Il y a donc une hantologie propre à l’existence en réseau : les spectres sont les machines autoréférentielles (célibataires, penseront certains) qui excluent l’être humain du dialogue et de la production des données. Cette hantologie, au sens derridien, est l’inconscient politique du capitalisme numérique. Elle consiste en un processus accélératoire d’insignifiance, dont l’une des formes contemporaines est l’emballement de la spéculation financière à haute fréquence.
Netlife
Netlife est un sous-projet de Capture consistant à créer un logiciel simulant une existence en réseau, principalement sur Facebook et Twitter. L’objectif n’est pas de faire croire en une existence humaine à partir de processus informatiques, mais de rendre indistincte ou indifférente la distinction entre l’anthropologique et le technologique. Cette neutralité témoigne du parallélisme sans ressemblance entre les deux.
Il s’agit d’une part de passer entre les mailles de la détection machinique (les machines tentent de se reconnaître entre elles et de s’exclure), et d’autre part d’utiliser les différentes modalités d’inscription (écriture, citation, annotation) disponibles sur le réseau, en vue créer un rythme existentiel : la trop grande régularité de celui-ci pourrait être suffisant pour en détecter la provenance technologique. Enfin, Netlife mêle différentes procédures de générations afin de brouiller les cartes. Cette question de la genèse des médias est fondamentale parce qu’elle permet de faire l’hypothèse d’une provenance et donc aussi pour une part d’une intentionnalité. La question : ce média est-il humain ou machinique ? Est une question qui porte sur : Que me veut-on ?

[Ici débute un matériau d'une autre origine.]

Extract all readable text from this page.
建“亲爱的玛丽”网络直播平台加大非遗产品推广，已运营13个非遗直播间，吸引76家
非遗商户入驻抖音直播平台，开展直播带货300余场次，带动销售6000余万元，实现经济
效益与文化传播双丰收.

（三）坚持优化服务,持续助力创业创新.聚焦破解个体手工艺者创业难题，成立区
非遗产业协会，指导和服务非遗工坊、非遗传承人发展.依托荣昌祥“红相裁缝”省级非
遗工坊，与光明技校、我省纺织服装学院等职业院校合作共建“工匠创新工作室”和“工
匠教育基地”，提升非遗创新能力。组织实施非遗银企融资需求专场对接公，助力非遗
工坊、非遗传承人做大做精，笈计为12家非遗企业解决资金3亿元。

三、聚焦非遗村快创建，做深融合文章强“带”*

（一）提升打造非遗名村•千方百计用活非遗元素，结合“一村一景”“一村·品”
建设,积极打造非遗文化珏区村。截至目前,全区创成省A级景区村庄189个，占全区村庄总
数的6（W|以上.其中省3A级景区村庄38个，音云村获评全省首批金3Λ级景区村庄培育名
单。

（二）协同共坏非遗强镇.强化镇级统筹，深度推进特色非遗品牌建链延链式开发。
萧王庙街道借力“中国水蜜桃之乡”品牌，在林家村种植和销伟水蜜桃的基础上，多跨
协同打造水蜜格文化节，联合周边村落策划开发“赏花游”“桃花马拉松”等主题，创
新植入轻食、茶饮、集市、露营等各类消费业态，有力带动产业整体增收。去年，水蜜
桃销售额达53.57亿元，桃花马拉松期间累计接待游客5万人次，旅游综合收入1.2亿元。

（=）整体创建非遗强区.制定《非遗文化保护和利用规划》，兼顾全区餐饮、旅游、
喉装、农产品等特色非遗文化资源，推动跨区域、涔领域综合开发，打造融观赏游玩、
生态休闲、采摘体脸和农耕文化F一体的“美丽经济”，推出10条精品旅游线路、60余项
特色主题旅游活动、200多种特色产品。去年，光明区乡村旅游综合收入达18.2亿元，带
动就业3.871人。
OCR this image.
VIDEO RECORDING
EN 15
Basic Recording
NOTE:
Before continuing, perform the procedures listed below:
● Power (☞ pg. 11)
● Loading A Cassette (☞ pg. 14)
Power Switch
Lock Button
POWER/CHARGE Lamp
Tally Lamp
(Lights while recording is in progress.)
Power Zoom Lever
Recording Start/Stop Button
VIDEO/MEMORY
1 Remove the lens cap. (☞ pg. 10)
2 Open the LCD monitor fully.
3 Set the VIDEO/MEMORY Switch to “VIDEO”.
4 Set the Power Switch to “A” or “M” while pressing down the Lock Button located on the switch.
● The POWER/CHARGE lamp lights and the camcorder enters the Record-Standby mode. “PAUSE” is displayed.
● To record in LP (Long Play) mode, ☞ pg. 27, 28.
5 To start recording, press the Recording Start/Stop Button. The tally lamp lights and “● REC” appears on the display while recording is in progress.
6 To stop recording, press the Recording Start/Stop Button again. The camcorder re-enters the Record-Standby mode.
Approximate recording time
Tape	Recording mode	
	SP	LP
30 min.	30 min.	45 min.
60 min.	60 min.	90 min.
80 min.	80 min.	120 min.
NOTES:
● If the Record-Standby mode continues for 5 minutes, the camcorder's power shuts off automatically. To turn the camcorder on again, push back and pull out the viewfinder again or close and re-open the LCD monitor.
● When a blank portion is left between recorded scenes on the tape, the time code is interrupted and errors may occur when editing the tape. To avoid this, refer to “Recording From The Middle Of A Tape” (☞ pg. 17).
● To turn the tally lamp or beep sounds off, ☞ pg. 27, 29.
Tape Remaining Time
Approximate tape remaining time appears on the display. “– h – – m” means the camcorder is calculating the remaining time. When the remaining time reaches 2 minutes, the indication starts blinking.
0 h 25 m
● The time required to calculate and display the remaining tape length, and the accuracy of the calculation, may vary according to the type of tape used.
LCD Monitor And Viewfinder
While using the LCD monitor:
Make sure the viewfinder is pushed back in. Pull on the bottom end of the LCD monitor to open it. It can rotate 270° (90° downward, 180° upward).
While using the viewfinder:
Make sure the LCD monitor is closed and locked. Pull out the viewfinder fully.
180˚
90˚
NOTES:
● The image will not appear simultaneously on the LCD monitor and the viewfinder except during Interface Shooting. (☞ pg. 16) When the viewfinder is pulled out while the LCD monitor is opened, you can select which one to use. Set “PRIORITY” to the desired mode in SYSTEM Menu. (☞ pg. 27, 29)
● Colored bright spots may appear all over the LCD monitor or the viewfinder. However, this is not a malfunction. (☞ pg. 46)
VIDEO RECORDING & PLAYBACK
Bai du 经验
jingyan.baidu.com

S’il ne s’agit pas de faire un tableau exhaustif des procédures possibles, les possibilités étant déterminées par un contexte socio-technologique se transformant au fil des innovations et des adoptions, voici quelques pistes de réflexion typologique portant principalement sur le texte :
- Génération morphologique.
- Recomposition à partir d’un corpus préexistant.
- Découpe d’un corpus préexistant.
- Repost d’un corpus posté par d’autres.
- Capture d’un corpus “sagesse des foules”.
Nous nommons rythmologie, la programmation du rythme, c’est-à-dire de la fréquence semi-aléatoire de la production et de la diffusion sur le réseau des médias, et de leur provenance anthropologique ou machinique. Le rythme est l’actualisation factuelle de cette rythmologie, c’est-à-dire les événements sur le réseau. La loi est un ensemble de procédures permettant aux machines de détecter d’autres machines (bots), et c’est cette loi identitaire qu’il faut défier et détourner.